Over the next 18 months, many organisations will commit to partnerships that shape their AI capabilities for years. Early movers have the opportunity to build durable advantages, while those who delay may find themselves competing against systems with far deeper institutional knowledge.
Frameworks such as Model Context Protocol, Agent-to-Agent coordination, and NANDA are already enabling this next generation of adaptive systems. These capabilities are available now, not theoretical.
Where to Start
For leadership teams uncertain where to begin, the research offers a clear approach. Start with narrow, high-value use cases in back-office functions where returns are easiest to measure. Seek partners who demonstrate genuine understanding of your workflows. Rely on trusted referrals. Measure success by business impact rather than technical sophistication.
Above all, involve employees who are already using AI tools effectively. They often see opportunities that formal programmes overlook.

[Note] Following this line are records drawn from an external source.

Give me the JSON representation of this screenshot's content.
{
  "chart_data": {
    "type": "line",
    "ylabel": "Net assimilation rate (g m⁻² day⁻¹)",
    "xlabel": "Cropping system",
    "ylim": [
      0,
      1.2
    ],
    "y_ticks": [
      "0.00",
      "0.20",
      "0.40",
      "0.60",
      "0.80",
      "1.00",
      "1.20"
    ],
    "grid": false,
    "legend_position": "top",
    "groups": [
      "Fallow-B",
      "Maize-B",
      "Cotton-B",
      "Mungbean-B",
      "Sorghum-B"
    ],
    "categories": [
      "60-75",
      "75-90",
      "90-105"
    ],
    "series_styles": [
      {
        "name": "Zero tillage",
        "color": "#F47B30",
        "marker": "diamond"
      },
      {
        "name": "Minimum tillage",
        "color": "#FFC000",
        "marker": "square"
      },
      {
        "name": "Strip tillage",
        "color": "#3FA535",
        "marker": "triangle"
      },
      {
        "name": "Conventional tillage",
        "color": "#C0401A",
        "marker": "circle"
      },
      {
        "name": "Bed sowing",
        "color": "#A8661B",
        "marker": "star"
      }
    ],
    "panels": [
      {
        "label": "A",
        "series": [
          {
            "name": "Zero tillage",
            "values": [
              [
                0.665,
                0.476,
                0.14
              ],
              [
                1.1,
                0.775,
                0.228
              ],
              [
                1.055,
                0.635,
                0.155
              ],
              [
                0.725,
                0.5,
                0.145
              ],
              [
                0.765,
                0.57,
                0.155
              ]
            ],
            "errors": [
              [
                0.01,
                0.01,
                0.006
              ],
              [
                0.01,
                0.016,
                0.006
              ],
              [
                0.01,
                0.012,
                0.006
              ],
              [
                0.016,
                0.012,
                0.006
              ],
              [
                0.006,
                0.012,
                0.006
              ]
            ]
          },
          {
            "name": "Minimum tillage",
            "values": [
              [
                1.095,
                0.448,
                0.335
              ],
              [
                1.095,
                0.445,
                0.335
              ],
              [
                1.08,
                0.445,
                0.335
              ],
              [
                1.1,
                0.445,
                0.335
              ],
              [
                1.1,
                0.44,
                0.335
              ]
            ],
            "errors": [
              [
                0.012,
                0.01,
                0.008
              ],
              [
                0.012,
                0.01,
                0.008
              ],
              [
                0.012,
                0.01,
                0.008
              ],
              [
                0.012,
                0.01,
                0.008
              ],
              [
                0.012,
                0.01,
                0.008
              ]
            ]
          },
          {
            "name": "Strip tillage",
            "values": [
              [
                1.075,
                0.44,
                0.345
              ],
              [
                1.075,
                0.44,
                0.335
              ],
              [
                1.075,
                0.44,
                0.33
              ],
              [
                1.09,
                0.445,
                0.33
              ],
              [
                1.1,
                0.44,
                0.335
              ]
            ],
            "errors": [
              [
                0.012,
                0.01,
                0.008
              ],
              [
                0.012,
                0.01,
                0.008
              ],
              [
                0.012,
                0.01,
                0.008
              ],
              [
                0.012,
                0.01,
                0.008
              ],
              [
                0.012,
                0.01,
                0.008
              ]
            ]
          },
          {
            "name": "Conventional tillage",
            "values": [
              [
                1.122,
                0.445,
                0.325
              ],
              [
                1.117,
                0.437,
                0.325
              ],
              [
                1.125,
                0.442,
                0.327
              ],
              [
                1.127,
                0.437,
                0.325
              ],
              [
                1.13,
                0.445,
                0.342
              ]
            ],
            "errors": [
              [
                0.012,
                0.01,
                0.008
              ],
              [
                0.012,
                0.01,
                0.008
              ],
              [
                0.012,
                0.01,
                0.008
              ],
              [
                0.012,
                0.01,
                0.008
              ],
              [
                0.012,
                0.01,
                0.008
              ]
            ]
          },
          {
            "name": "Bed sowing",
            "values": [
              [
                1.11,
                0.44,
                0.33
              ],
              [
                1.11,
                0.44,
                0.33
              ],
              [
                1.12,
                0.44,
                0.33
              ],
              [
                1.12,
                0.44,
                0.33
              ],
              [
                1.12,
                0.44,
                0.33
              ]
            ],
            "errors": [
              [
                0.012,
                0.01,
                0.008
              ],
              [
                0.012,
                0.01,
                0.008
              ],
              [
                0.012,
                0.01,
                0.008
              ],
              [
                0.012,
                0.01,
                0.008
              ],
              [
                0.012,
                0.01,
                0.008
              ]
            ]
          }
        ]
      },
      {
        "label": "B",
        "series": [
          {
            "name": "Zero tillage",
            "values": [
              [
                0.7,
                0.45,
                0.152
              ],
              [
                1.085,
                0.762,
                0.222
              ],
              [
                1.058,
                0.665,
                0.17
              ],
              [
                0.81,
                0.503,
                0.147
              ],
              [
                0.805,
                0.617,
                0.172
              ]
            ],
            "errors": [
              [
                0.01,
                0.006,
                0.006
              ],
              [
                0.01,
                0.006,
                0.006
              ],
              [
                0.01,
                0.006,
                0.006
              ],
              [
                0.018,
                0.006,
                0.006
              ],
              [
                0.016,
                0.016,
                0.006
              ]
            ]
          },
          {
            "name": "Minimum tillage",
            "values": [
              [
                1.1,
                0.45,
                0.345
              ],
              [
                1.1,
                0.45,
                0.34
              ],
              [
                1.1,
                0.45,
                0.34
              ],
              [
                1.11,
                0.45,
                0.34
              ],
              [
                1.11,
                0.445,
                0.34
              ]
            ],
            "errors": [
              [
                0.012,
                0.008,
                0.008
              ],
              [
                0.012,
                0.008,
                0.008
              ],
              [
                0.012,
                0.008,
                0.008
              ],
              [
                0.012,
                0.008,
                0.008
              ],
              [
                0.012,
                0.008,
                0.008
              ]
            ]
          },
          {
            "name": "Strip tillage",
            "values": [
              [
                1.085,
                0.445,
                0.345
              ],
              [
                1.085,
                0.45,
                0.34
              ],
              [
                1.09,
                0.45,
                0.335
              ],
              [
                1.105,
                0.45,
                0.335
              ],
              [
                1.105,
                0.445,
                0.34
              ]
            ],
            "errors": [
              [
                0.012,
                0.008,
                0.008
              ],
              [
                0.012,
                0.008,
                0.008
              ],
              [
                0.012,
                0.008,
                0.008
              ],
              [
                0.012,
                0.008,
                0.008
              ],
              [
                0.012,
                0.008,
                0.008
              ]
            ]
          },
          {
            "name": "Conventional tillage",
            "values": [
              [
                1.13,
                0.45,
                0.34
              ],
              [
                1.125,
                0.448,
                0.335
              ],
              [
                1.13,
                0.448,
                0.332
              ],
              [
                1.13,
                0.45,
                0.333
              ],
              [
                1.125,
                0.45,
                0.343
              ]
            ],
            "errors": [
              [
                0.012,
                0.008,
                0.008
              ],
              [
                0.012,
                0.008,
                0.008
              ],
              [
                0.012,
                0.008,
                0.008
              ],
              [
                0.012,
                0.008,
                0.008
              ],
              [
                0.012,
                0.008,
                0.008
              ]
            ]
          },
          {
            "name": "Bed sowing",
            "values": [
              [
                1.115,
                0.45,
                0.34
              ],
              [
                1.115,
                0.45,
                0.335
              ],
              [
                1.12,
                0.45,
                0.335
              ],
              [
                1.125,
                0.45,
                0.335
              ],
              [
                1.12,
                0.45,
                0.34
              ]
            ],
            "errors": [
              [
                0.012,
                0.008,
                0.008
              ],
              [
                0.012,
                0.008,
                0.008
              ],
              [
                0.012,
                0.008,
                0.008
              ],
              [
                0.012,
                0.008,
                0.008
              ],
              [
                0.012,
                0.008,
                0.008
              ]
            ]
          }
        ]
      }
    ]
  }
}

The aim is not to build the most advanced AI infrastructure in the market. It is to deliver measurable value quickly, then build from there. Mid-market organisations are already showing that this approach works, often moving faster than larger peers.
Building and buying do not need to be mutually exclusive. Many organisations will use both over time. But the evidence is clear: for most, strategic partnerships provide a faster and more reliable route to successful AI adoption.